[R] How to interpret the name of an object literally?
Duncan Murdoch
murdoch at stats.uwo.ca
Tue Nov 24 21:07:24 CET 2009
On 11/24/2009 1:13 PM, novocaine wrote:
> Hi,
>
> I can't seem to figure out how to tell R to stop expanding an object. I
> would like to use the literal name rather than the expanded value.
>
> The issue occurs in a function I've been writing. The problematic part looks
> like this:
>
> # "fund" is a matrix of open, high, low, close, and volume prices
> returns <- function(fund)
> {
> p_12ago = as.vector(fund[nrow(fund)-252,6])

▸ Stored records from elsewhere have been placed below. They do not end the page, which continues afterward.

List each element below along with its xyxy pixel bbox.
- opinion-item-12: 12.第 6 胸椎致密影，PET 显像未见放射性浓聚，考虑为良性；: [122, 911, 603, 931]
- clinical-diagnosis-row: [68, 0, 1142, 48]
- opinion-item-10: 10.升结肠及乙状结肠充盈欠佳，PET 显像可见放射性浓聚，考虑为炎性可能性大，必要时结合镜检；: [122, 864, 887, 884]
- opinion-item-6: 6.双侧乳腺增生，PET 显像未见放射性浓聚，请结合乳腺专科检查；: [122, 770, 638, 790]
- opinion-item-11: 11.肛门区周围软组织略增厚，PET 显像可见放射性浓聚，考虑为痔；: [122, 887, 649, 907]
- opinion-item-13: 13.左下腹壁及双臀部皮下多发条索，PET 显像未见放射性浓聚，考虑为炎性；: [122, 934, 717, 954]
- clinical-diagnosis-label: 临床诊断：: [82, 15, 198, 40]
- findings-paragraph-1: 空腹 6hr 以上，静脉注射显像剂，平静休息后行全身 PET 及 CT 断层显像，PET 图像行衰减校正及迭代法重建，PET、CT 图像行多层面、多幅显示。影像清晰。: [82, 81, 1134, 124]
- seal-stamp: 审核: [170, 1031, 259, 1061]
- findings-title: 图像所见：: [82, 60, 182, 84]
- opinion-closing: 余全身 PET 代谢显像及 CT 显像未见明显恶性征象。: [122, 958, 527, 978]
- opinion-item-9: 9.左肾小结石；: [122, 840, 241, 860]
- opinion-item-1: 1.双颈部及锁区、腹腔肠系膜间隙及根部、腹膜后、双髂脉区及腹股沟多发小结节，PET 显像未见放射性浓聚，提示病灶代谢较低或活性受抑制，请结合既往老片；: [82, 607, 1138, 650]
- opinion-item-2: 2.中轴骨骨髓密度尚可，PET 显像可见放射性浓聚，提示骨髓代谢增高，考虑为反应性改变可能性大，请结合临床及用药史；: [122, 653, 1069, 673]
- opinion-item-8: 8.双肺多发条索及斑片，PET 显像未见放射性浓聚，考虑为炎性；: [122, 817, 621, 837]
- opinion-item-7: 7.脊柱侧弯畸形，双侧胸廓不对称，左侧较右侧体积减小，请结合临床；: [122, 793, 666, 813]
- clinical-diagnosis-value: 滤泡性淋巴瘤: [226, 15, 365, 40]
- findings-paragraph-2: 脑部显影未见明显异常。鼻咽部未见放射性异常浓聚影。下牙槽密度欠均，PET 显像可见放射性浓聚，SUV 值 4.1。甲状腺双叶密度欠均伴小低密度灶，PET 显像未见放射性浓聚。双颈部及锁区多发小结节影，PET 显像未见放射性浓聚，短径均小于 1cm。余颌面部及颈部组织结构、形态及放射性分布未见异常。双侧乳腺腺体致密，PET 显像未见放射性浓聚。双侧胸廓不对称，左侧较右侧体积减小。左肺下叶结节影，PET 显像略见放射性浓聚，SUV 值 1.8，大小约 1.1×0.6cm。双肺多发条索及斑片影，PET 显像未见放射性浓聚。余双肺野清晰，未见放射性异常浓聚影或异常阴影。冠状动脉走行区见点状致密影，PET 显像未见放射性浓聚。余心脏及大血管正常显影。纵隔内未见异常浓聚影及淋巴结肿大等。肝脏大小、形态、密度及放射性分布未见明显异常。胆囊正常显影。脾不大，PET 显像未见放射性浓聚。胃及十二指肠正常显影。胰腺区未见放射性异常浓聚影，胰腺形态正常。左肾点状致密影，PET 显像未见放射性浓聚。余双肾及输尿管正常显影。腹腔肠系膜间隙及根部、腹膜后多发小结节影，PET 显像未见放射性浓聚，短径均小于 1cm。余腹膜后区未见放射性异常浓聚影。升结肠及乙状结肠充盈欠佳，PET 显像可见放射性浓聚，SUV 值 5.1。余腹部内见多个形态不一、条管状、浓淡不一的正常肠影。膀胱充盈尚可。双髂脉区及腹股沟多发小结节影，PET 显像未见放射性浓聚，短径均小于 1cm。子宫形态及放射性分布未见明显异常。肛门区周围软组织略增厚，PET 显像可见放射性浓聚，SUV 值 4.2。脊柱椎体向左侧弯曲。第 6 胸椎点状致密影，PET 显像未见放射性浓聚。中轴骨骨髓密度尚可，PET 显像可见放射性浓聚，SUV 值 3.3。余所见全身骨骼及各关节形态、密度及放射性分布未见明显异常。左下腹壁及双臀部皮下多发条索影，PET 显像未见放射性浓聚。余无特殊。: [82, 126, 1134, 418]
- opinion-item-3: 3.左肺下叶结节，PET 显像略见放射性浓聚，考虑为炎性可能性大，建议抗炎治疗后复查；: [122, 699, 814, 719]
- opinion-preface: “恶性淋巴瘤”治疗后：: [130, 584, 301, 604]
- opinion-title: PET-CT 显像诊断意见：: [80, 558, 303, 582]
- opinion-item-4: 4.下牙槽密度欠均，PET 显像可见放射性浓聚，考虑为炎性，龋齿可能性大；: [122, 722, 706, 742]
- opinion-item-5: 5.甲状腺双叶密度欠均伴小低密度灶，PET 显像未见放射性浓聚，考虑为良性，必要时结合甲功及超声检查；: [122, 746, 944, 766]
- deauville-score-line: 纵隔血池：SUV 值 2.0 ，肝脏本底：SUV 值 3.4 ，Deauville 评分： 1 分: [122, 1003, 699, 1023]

> perc_diff_12mo = ((p_last - p_12ago) / p_last)*100
>
> #This is the line that's giving me problems:
> funds=c(as.character(fund))
>
> mo12=c(perc_diff_12mo)
> final_results=data.frame(funds,mo12)
> return(final_results)
> }
>
> I can't figure out how to insert the original argument from the function (in
> this case the name of the fund).
>
> Ultimately I want to be able to do returns("GOOG"), and have the output in
> this format:
>
> funds 12mo
> GOOG 14%
>
> I've tried using as.character(), quote(), dQuote(), sQuote(), gsub(), cat(),
> and a bunch of combinations of them. I'm brand new to R, so I apologize if
> I'm going about this in the wrong way.
>
> Thanks in advance for any help!
Use deparse(substitute(fund)). The inner function gives you the
expression passed as fund, the deparse() turns it into a string.
You can in weird cases get more than one line of output from deparse;
you could use the width.cutoff and/or nlines arguments to control this.